Some doctors think that tPA could work faster and prevent strokes more successfully if the drug could be guided swiftly and efficiently to the clot rather than simply being injected into the bloodstream. Researchers at Houston Methodist Hospital are experimenting with a way to transport tPA to the clot while protecting it from the body's defenses, which degrade the drug. They are experimenting with iron oxide nanoparticles, stuffed with tPA and “biochemically camouflaged” with a coating of the naturally occurring blood protein albumin. The albumin jacket fools the body's defenses and gives the tPA extra time to work on the clot; the iron oxide enables monitoring with magnetic resonance imaging, remote guidance of the nanoparticles with external magnetic fields and magnetic heating at the site to accelerate clot dissolution. And because the tPA does not degrade while it is being ferried to the clot inside the iron oxide, the dose can be smaller, reducing the risk of hemorrhage. Results with human tissue cultures and animal models have been promising, and clinical trials in humans are planned.

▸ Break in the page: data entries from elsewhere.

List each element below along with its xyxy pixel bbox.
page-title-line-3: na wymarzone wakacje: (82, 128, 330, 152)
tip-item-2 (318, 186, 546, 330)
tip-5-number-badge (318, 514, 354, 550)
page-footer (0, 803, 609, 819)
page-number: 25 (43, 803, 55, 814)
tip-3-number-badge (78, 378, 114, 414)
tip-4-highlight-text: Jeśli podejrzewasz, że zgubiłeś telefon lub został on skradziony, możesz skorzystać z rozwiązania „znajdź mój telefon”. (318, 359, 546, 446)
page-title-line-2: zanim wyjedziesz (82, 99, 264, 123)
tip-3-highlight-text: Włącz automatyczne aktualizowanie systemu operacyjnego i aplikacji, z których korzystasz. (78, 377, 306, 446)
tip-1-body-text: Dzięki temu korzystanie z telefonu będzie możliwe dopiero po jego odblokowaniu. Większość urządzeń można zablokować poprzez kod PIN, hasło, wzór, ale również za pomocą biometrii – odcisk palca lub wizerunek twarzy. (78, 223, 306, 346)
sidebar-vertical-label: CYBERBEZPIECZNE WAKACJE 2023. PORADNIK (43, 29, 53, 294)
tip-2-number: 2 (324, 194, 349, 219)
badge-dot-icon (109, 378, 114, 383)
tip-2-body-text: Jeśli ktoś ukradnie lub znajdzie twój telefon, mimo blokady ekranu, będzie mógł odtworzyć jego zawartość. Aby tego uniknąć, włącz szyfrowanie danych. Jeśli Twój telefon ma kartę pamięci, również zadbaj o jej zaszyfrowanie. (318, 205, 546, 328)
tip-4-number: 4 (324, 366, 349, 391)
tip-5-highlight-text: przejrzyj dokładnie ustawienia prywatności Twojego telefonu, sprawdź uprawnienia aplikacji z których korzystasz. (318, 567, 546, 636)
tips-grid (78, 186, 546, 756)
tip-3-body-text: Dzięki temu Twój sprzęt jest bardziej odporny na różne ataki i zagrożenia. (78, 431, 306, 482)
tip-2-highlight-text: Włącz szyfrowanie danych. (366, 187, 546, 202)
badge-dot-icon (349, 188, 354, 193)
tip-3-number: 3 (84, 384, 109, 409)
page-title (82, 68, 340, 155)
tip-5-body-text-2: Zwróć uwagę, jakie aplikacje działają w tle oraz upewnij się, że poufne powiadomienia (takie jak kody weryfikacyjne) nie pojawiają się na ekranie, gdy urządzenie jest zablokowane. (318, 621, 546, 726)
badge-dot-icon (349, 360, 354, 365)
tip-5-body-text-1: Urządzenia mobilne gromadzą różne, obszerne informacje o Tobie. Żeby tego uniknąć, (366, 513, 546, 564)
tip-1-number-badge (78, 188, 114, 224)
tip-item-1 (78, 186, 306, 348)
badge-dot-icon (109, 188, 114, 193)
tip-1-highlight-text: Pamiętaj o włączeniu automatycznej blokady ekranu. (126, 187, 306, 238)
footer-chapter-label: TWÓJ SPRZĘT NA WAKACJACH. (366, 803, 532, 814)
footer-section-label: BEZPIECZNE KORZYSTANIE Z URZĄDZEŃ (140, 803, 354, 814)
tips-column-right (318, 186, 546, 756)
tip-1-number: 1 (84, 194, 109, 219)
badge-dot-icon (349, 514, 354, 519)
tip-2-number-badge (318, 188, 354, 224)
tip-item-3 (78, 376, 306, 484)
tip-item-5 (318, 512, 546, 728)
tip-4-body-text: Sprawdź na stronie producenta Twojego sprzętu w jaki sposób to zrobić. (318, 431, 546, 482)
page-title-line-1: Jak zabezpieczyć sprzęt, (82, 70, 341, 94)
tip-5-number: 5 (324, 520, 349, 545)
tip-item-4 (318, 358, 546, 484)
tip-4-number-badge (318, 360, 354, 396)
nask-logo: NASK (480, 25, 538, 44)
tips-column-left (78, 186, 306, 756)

Of course, stopping blood clots from forming in the first place would be even better. There is a growing list of clotting conditions caused by genetic mutations, and researchers around the country, including a team at N.Y.U. Langone, are analyzing the role that genes play in clots. “That's the genetic handprint we're looking for,” Maldonado says. The goal is to develop a genetic test that would show if a person is at increased risk and to offer preventive treatment such as an anticoagulant. This approach could hinder the blockages, making elaborate feats with wires and magnets unnecessary.